Malaria parasitemia among asymptomatic infants seen in a malaria endemic region of western Kenya
AbstractBackground: Sustainable Development Goal number three call for complete reversal in the incidence of malaria by 2030. Malaria however remains a health priority in sub-Saharan Africa, with children under five experiencing the highest morbidity and mortality. In clinical settings, management of malaria cases has primarily been centred on case definition, giving minimal consideration to the asymptomatic individuals who remain a major reservoir since they do not seek care. In malaria endemic areas, infants are likely to remain asymptomatic since they have partial immunity acquired from the mother.

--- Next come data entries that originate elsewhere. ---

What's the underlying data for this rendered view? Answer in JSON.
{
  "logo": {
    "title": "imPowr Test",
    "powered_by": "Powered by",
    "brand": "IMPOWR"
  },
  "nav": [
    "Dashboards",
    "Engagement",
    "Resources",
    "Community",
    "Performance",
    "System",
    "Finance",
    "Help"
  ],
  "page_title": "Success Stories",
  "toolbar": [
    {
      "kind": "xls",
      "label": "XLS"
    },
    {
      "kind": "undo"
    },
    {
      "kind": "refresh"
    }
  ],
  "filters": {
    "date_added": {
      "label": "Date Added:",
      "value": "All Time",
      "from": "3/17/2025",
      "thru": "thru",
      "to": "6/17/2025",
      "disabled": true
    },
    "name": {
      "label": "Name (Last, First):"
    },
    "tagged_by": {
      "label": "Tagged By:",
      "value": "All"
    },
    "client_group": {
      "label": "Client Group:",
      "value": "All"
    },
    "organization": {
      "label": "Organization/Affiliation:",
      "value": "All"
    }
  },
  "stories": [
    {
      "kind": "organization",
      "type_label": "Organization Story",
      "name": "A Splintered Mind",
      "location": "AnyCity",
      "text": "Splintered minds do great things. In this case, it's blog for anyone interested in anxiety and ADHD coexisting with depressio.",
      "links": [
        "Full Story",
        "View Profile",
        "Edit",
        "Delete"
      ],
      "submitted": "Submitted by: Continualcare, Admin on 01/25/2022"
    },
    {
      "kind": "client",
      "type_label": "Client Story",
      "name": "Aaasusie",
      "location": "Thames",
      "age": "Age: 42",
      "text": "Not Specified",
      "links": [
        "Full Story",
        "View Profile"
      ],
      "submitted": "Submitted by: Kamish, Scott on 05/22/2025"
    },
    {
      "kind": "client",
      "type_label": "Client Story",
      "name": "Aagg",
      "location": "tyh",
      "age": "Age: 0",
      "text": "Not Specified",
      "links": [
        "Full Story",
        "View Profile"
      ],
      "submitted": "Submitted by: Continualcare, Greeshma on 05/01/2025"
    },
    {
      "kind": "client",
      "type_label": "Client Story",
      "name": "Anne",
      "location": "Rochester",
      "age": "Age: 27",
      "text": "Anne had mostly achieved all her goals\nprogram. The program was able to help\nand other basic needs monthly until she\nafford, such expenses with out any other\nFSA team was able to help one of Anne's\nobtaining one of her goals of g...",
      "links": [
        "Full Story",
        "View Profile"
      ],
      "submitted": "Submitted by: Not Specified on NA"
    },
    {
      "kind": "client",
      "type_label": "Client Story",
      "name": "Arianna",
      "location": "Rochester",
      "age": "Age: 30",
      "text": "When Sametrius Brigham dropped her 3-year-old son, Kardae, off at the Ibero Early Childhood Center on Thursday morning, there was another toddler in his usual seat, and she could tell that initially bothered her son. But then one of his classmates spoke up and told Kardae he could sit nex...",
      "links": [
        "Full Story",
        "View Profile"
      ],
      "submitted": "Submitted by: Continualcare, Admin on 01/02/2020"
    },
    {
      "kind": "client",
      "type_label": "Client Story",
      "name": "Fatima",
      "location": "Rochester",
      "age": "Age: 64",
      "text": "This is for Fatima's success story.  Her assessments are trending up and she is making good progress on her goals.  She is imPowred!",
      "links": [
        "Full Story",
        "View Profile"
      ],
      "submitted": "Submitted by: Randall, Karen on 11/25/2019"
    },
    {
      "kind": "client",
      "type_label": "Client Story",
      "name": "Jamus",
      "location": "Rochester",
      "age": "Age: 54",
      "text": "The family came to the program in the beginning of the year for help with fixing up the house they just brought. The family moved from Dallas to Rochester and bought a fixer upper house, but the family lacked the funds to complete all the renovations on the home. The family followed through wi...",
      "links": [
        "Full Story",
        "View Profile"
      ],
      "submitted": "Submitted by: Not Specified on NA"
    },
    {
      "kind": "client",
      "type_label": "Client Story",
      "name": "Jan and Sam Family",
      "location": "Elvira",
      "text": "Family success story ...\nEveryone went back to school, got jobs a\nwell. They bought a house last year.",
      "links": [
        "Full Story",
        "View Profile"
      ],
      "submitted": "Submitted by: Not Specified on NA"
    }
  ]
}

Objective: To determine the proportion of infants with positive parasitemia and describe their clinical and demographic characteristics.
Design: A cross-sectional study.
Setting: Webuye District Hospital, Western Kenya.
Subjects: Three hundred and eighty four infants.
Results: Prevalence of malaria parasitemia among enrolled infants was 61%. Infants born to housewife mothers, born to mothers who attended ANC during pregnancy; those weaned late or with family history of sickle cell disease were more likely to
have malaria parasitemia with p-values of 0.031,0.015,0.007, and 0.025 respectively.
Conclusion: Prevalence of malaria parasitemia among asymptomatic infants in Webuye (Western Kenya) remains high.